IndentationError: unexpected indent (1133524161.py, line 3)

Note: The percentage_range parameter in this function could be something like range(-50, 51, 5), which would test each feature by decreasing and increasing it by 5% increments, up to 50%.

Providing Recommendations: Use the test_adjustments function to provide recommendations on how to improve a song.

In [None]:
# song_features = {'time_signature': 4.0, 'chorus_hit': 24.30824, 'sections': 7.0,
#                 "danceability": 0.0, "energy": 0.172, "loudness":-14.430,
#                   "speechiness": 0.0403, "acousticness":0.4900, "instrumentalness": 0.0000,
#                     "liveness": 0.0779, "valence": 0.8450, "tempo": 185.655, "track_second": 173.533}  # example song features

song_features = {'time_signature': 0.0, 'chorus_hit': 0, 'sections': 0,
                "danceability": 0, "energy": 0, "loudness":0.0,
                  "speechiness": 0.0, "acousticness":0.0, "instrumentalness": 0.0,                     
                  "liveness": 0.0, "valence": 0.0, "tempo": 0, "track_second": 0}  # example song features


recommendations = test_adjustments(song_features, range(0, 21, 5))

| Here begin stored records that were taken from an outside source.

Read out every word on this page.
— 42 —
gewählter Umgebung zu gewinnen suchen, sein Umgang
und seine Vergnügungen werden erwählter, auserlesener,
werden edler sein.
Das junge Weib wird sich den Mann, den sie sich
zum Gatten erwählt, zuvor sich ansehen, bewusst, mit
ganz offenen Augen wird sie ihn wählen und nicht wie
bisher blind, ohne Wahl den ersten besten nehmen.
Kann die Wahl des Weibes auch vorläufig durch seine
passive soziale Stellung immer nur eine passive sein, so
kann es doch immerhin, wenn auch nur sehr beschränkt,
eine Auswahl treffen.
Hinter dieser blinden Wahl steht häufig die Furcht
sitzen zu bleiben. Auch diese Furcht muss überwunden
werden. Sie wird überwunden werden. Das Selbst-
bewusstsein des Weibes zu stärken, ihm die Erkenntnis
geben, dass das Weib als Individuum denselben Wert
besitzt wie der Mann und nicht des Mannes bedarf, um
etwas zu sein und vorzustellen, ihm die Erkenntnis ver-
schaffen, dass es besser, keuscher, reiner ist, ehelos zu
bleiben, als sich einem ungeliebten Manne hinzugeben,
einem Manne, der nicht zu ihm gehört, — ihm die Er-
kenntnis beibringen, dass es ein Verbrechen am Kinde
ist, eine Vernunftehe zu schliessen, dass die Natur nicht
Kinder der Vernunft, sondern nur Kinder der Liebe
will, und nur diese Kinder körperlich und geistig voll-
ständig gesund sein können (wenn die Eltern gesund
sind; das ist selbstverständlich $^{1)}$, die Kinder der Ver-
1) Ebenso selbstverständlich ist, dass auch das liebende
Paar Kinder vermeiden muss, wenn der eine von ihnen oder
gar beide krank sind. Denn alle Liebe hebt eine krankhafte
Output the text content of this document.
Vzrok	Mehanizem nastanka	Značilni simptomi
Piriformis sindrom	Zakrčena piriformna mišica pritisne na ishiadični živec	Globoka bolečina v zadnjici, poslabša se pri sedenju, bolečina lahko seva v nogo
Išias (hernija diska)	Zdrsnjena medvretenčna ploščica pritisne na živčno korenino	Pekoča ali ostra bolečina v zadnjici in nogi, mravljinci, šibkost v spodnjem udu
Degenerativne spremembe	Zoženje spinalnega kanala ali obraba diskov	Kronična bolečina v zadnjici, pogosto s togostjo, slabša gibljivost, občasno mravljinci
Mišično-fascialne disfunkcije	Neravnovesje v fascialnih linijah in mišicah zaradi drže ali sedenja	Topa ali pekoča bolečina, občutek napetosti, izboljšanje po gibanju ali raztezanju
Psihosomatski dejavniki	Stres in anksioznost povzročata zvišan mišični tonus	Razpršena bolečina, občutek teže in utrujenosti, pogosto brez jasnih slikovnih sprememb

for feature, change in recommendations.items():
    if change > 0:
        print(f"Increase {feature} by {change}% for a higher probability of being a hit.")
    elif change < 0:
        print(f"Decrease {feature} by {-change}% for a higher probability of being a hit.")
    else:
        print(f"{feature} is optimal as it is.")


Decrease time_signature by 20% for a higher probability of being a hit.
Decrease chorus_hit by 20% for a higher probability of being a hit.
Decrease sections by 20% for a higher probability of being a hit.
Decrease danceability by 20% for a higher probability of being a hit.
Decrease energy by 20% for a higher probability of being a hit.
Decrease loudness by 20% for a higher probability of being a hit.
Decrease speechiness by 20% for a higher probability of being a hit.
Decrease acousticness by 20% for a higher probability of being a hit.
Decrease instrumentalness by 20% for a higher probability of being a hit.
Decrease liveness by 20% for a higher probability of being a hit.
Decrease valence by 20% for a higher probability of being a hit.
Decrease tempo by 20% for a higher probability of being a hit.
Decrease track_second by 20% for a higher probability of being a hit.




This will provide specific, actionable recommendations on how to adjust each song feature for a higher probability of being a hit, according to your prediction model. However, keep in mind that the model's performance and recommendations will only be as good as the data it was trained on. Always use a variety of data sources and constantly update your model for the best results.